Bridge of peace in Mindanao

Noraida Abo teaches a young girl during a hygiene promotion session in an evacuation site for people displaced by the armed conflict in Maguindanao. (Photo: April Bulanadi/Oxfam)
Noraida Abo teaches a young girl during a hygiene promotion session in an evacuation site for people displaced by the armed conflict in Maguindanao. (Photo: April Bulanadi/Oxfam)

Blog post by April Ann Abello-Bulanadi

Senior Officer for Media and Digital Influencing 

More from April Ann Abello-Bulanadi

With or without emergencies, Noraida Abo seldom stays at the office of the United Youth of the Philippines-Women (UnYPhil-Women), a local women’s rights organization she currently heads in the southern region of the Philippines.  She prefers the outdoors where she experiences first hand the complex realities of the Bangsamoro people in Mindanao. 

The Bangsamoro have been experiencing armed conflict for more than five decades now. Noraida personally witnessed this throughout her 48 years of existence because her own father was part of the panel that led the peace negotiations with the Philippine government.  

Her father recently passed away two months after a vote that ratified the creation of the Bangsamoro Automous Region of Muslim Mindanao (BARRM), a new southern region that gives Muslim minority wider powers and greater resources, and is aimed to put an end to the decades old conflict.  

Like her father, Noraida dreams of lasting peace and sustainable development for the Bangsamoro.  

Noraida’s first exposure to humanitarian work started in 2000. She volunteered to provide psychosocial support to those displaced by the armed conflict with a local organization in Maguindanao. This is where she learned that women and children are disproportionately vulnerable to gender-based violence especially in times of disasters. 

“We noticed that the issues of women and children, particularly gender-based violence, were not properly documented during conflict. We learned about it during the psychosocial interventions we conducted. This inspired us to start an organization that focuses on women,” Noraida said. 

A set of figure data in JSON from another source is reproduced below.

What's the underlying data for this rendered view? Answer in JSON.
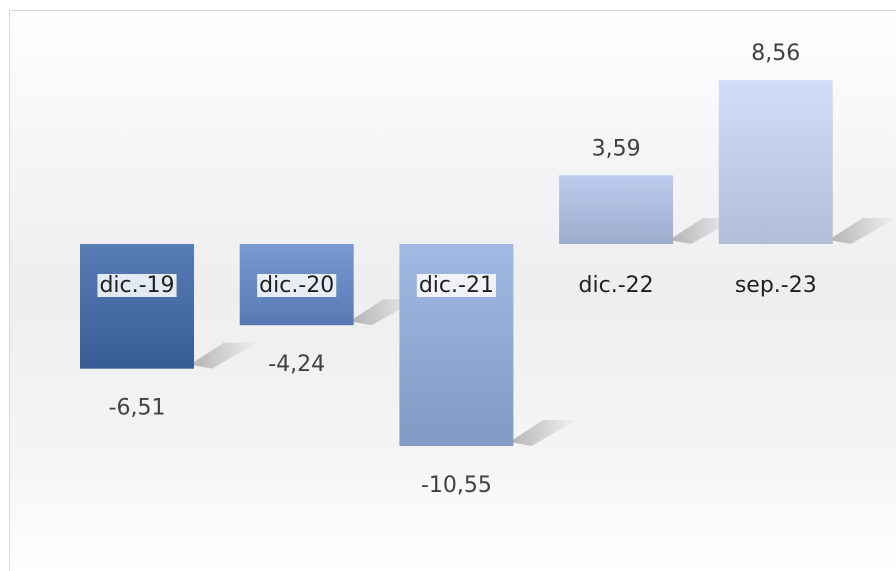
{
  "chart_data": {
    "type": "bar",
    "categories": [
      "dic.-19",
      "dic.-20",
      "dic.-21",
      "dic.-22",
      "sep.-23"
    ],
    "values": [
      -6.51,
      -4.24,
      -10.55,
      3.59,
      8.56
    ],
    "value_labels": [
      "-6,51",
      "-4,24",
      "-10,55",
      "3,59",
      "8,56"
    ],
    "title": "",
    "xlabel": "",
    "ylabel": "",
    "ylim": [
      -12,
      10
    ],
    "grid": false,
    "legend": "none",
    "bar_colors": [
      "#4a6fa8",
      "#6a8cc4",
      "#94abd6",
      "#aebfe0",
      "#c3d0ea"
    ]
  }
}
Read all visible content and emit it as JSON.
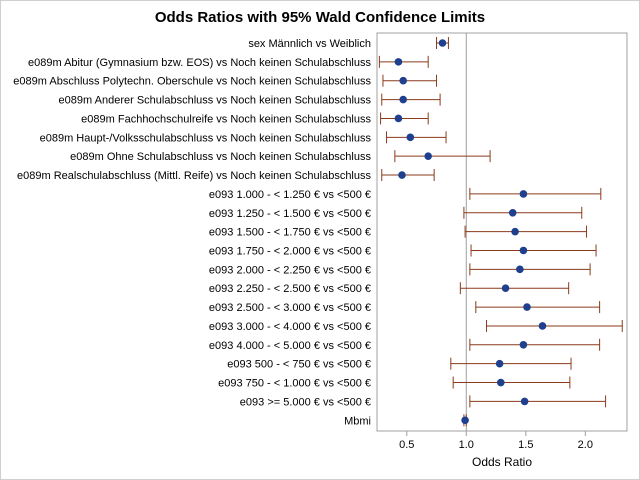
{
  "chart_data": {
    "type": "forest",
    "title": "Odds Ratios with 95% Wald Confidence Limits",
    "xlabel": "Odds Ratio",
    "xlim": [
      0.25,
      2.35
    ],
    "xticks": [
      0.5,
      1.0,
      1.5,
      2.0
    ],
    "xtick_labels": [
      "0.5",
      "1.0",
      "1.5",
      "2.0"
    ],
    "reference_line": 1.0,
    "colors": {
      "point": "#1f3f8f",
      "ci": "#8b3a1a",
      "reference": "#a0a0a0",
      "axis": "#a0a0a0"
    },
    "rows": [
      {
        "label": "sex Männlich vs Weiblich",
        "or": 0.8,
        "lower": 0.75,
        "upper": 0.85
      },
      {
        "label": "e089m Abitur (Gymnasium bzw. EOS) vs Noch keinen Schulabschluss",
        "or": 0.43,
        "lower": 0.27,
        "upper": 0.68
      },
      {
        "label": "e089m Abschluss Polytechn. Oberschule vs Noch keinen Schulabschluss",
        "or": 0.47,
        "lower": 0.3,
        "upper": 0.75
      },
      {
        "label": "e089m Anderer Schulabschluss vs Noch keinen Schulabschluss",
        "or": 0.47,
        "lower": 0.29,
        "upper": 0.78
      },
      {
        "label": "e089m Fachhochschulreife vs Noch keinen Schulabschluss",
        "or": 0.43,
        "lower": 0.28,
        "upper": 0.68
      },
      {
        "label": "e089m Haupt-/Volksschulabschluss vs Noch keinen Schulabschluss",
        "or": 0.53,
        "lower": 0.33,
        "upper": 0.83
      },
      {
        "label": "e089m Ohne Schulabschluss vs Noch keinen Schulabschluss",
        "or": 0.68,
        "lower": 0.4,
        "upper": 1.2
      },
      {
        "label": "e089m Realschulabschluss (Mittl. Reife) vs Noch keinen Schulabschluss",
        "or": 0.46,
        "lower": 0.29,
        "upper": 0.73
      },
      {
        "label": "e093 1.000 - < 1.250 € vs <500 €",
        "or": 1.48,
        "lower": 1.03,
        "upper": 2.13
      },
      {
        "label": "e093 1.250 - < 1.500 € vs <500 €",
        "or": 1.39,
        "lower": 0.98,
        "upper": 1.97
      },
      {
        "label": "e093 1.500 - < 1.750 € vs <500 €",
        "or": 1.41,
        "lower": 0.99,
        "upper": 2.01
      },
      {
        "label": "e093 1.750 - < 2.000 € vs <500 €",
        "or": 1.48,
        "lower": 1.04,
        "upper": 2.09
      },
      {
        "label": "e093 2.000 - < 2.250 € vs <500 €",
        "or": 1.45,
        "lower": 1.03,
        "upper": 2.04
      },
      {
        "label": "e093 2.250 - < 2.500 € vs <500 €",
        "or": 1.33,
        "lower": 0.95,
        "upper": 1.86
      },
      {
        "label": "e093 2.500 - < 3.000 € vs <500 €",
        "or": 1.51,
        "lower": 1.08,
        "upper": 2.12
      },
      {
        "label": "e093 3.000 - < 4.000 € vs <500 €",
        "or": 1.64,
        "lower": 1.17,
        "upper": 2.31
      },
      {
        "label": "e093 4.000 - < 5.000 € vs <500 €",
        "or": 1.48,
        "lower": 1.03,
        "upper": 2.12
      },
      {
        "label": "e093 500 - < 750 € vs <500 €",
        "or": 1.28,
        "lower": 0.87,
        "upper": 1.88
      },
      {
        "label": "e093 750 - < 1.000 € vs <500 €",
        "or": 1.29,
        "lower": 0.89,
        "upper": 1.87
      },
      {
        "label": "e093 >= 5.000 € vs <500 €",
        "or": 1.49,
        "lower": 1.03,
        "upper": 2.17
      },
      {
        "label": "Mbmi",
        "or": 0.99,
        "lower": 0.98,
        "upper": 1.0
      }
    ]
  }
}
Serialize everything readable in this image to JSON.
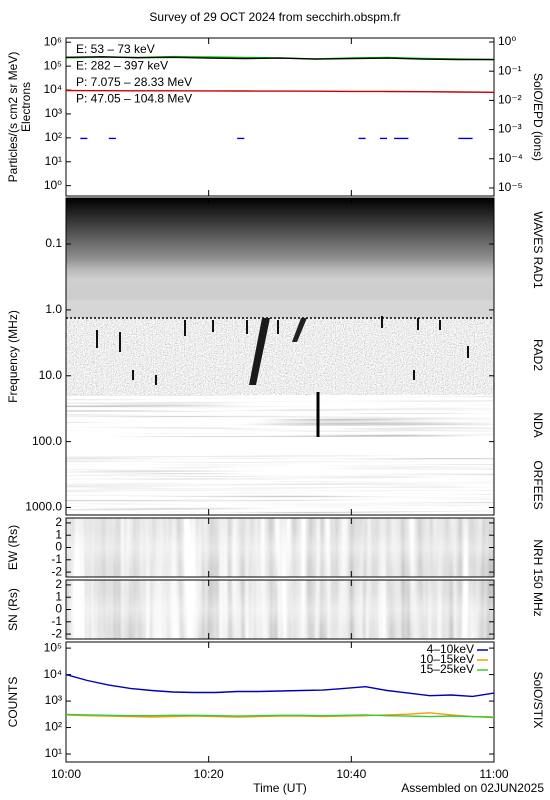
{
  "title": "Survey of 29 OCT 2024 from secchirh.obspm.fr",
  "time_axis": {
    "label": "Time (UT)",
    "xlim": [
      "10:00",
      "11:00"
    ],
    "xticks": [
      "10:00",
      "10:20",
      "10:40",
      "11:00"
    ]
  },
  "footer": "Assembled on 02JUN2025",
  "chart_data": [
    {
      "type": "line",
      "ylabel": "Particles/(s cm2 sr MeV)",
      "ylabel2": "Electrons",
      "y2label": "SolO/EPD (ions)",
      "log_y": true,
      "legend": "upper left",
      "ylim": [
        0.37,
        1500000
      ],
      "yticks": [
        {
          "value": 1,
          "label": "10⁰"
        },
        {
          "value": 10,
          "label": "10¹"
        },
        {
          "value": 100,
          "label": "10²"
        },
        {
          "value": 1000,
          "label": "10³"
        },
        {
          "value": 10000,
          "label": "10⁴"
        },
        {
          "value": 100000,
          "label": "10⁵"
        },
        {
          "value": 1000000,
          "label": "10⁶"
        }
      ],
      "y2lim": [
        5.3e-06,
        1.37
      ],
      "y2ticks": [
        {
          "value": 1e-05,
          "label": "10⁻⁵"
        },
        {
          "value": 0.0001,
          "label": "10⁻⁴"
        },
        {
          "value": 0.001,
          "label": "10⁻³"
        },
        {
          "value": 0.01,
          "label": "10⁻²"
        },
        {
          "value": 0.1,
          "label": "10⁻¹"
        },
        {
          "value": 1,
          "label": "10⁰"
        }
      ],
      "x": [
        "10:00",
        "10:05",
        "10:10",
        "10:15",
        "10:20",
        "10:25",
        "10:30",
        "10:35",
        "10:40",
        "10:45",
        "10:50",
        "10:55",
        "11:00"
      ],
      "series": [
        {
          "name": "E: 53 – 73 keV",
          "color": "#00cc00",
          "values": [
            220000,
            240000,
            230000,
            250000,
            240000,
            230000,
            220000,
            200000,
            220000,
            230000,
            210000,
            200000,
            190000
          ]
        },
        {
          "name": "E: 282 – 397 keV",
          "color": "#cc0000",
          "values": [
            9500,
            9400,
            9300,
            9300,
            9200,
            9100,
            9000,
            8900,
            8800,
            8700,
            8500,
            8300,
            8000
          ]
        },
        {
          "name": "P: 7.075 – 28.33 MeV",
          "color": "#000000",
          "axis": "y2",
          "values": [
            0.3,
            0.31,
            0.29,
            0.3,
            0.28,
            0.27,
            0.28,
            0.26,
            0.27,
            0.28,
            0.26,
            0.25,
            0.25
          ]
        },
        {
          "name": "P: 47.05 – 104.8 MeV",
          "color": "#0000cc",
          "axis": "y2",
          "x": [
            "10:02",
            "10:03",
            "10:03",
            "10:06",
            "10:07",
            "10:07",
            "10:24",
            "10:25",
            "10:25",
            "10:41",
            "10:42",
            "10:42",
            "10:44",
            "10:45",
            "10:45",
            "10:46",
            "10:48",
            "10:48",
            "10:55",
            "10:57"
          ],
          "values": [
            0.0005,
            0.0005,
            null,
            0.0005,
            0.0005,
            null,
            0.0005,
            0.0005,
            null,
            0.0005,
            0.0005,
            null,
            0.0005,
            0.0005,
            null,
            0.0005,
            0.0005,
            null,
            0.0005,
            0.0005
          ]
        }
      ]
    },
    {
      "type": "spectrogram",
      "ylabel": "Frequency (MHz)",
      "log_y": true,
      "invert_y": true,
      "ylim": [
        0.02,
        1300
      ],
      "yticks": [
        0.1,
        {
          "value": 1,
          "label": "1.0"
        },
        {
          "value": 10,
          "label": "10.0"
        },
        {
          "value": 100,
          "label": "100.0"
        },
        {
          "value": 1000,
          "label": "1000.0"
        }
      ],
      "band_labels": [
        "WAVES RAD1",
        "RAD2",
        "NDA",
        "ORFEES"
      ]
    },
    {
      "type": "image",
      "ylabel": "EW (Rs)",
      "y2label": "NRH 150 MHz",
      "ylim": [
        -2.4,
        2.4
      ],
      "yticks": [
        -2,
        -1,
        0,
        1,
        2
      ]
    },
    {
      "type": "image",
      "ylabel": "SN (Rs)",
      "ylim": [
        -2.4,
        2.4
      ],
      "yticks": [
        -2,
        -1,
        0,
        1,
        2
      ]
    },
    {
      "type": "line",
      "ylabel": "COUNTS",
      "y2label": "SolO/STIX",
      "log_y": true,
      "legend": "upper right",
      "ylim": [
        5,
        170000
      ],
      "yticks": [
        {
          "value": 10,
          "label": "10¹"
        },
        {
          "value": 100,
          "label": "10²"
        },
        {
          "value": 1000,
          "label": "10³"
        },
        {
          "value": 10000,
          "label": "10⁴"
        },
        {
          "value": 100000,
          "label": "10⁵"
        }
      ],
      "x": [
        "10:00",
        "10:03",
        "10:06",
        "10:09",
        "10:12",
        "10:15",
        "10:18",
        "10:21",
        "10:24",
        "10:27",
        "10:30",
        "10:33",
        "10:36",
        "10:39",
        "10:42",
        "10:45",
        "10:48",
        "10:51",
        "10:54",
        "10:57",
        "11:00"
      ],
      "series": [
        {
          "name": "4–10keV",
          "color": "#0000bb",
          "values": [
            10000,
            6000,
            4000,
            3000,
            2500,
            2200,
            2100,
            2100,
            2300,
            2300,
            2400,
            2500,
            2600,
            3000,
            3500,
            2500,
            2000,
            1600,
            1700,
            1500,
            2000
          ]
        },
        {
          "name": "10–15keV",
          "color": "#ff9900",
          "values": [
            300,
            280,
            270,
            260,
            250,
            260,
            270,
            260,
            250,
            260,
            270,
            270,
            260,
            270,
            280,
            300,
            320,
            360,
            300,
            260,
            250
          ]
        },
        {
          "name": "15–25keV",
          "color": "#33cc33",
          "values": [
            310,
            300,
            290,
            280,
            280,
            290,
            290,
            280,
            270,
            280,
            290,
            290,
            280,
            290,
            300,
            280,
            270,
            260,
            270,
            260,
            240
          ]
        }
      ]
    }
  ]
}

Moved by this experience, she co-founded four years later the first women’s rights organization in Maguindanao called UnYPhil-Women.  

For more than 15 years, the organization has provided assistance to women experiencing different forms of violence. Noraida and her team are not only documenting cases of human rights violations, they are also enhancing participatory processes so women have the spaces to voice out their issues. They have education programs where women and children can learn about their rights. UnYPhil-Women also provide them with livelihood support. 

“My father would always remind me to give to people what is rightfully due to them. He also used to tell me to be careful not to inflict harm and cause rift in the communities while giving humanitarian aid.”  

Recognizing the important role of women in the peace process, Noraida’s organization also implemented peace advocacy programs with women at the forefront.  

In 2014, international development agency Oxfam first partnered with UniYPhil-Women for a peace program that contributes to women’s inclusion and participation in the Bangsamoro peace process. 

Since then, Noraida’s organization has integrated women and peace at the heart of their work as they responded to various disasters from armed conflicts to typhoons in Mindanao.  

The Marawi crisis in 2017 is among Noraida’s unforgettable humanitarian response experiences. The crisis destroyed homes, shattered lives, and displaced hundreds of thousands. A group of fighters linked to a terror group held the capital city of Marawi hostage that lasted for more than five months.  

“We were among those who immediately responded after the siege. We went to nearby Iligan City three days after the siege, and provided relief goods and psychosocial support to the evacuees,” she said.  

Two years after the Marawi siege, Noraida’s team continues to provide help where it is most needed. Sometimes, reaching remote and high security risk areas that only few organizations have attempted to enter. 

“Security is one of the challenges we face daily, especially that we work with interior communities located in high-security risk areas,” she added.  

Currently, her organization is contributing to efforts that aim to reduce the incidence of child marriage in the province of Maguindanao. 

Her organization is also providing life-saving aid such as cash-for-food, water, sanitation and hygiene to people displaced by the decades-old cyclical armed conflict in Maguindanao. The project is being implemented with the support of Oxfam and the European Union Civil Protection and Humanitarian Aid.  

“Aid must empower people to stand on their own and not make them dependent on us. This is what I learned from my father,” she added.   

It takes different strokes to bring lasting peace and development.  And it is never easy in this part of the country that has witnessed five decades of violence and unrest.  

One thing is certain though. One woman has taken the challenge—to be the bridge of peace.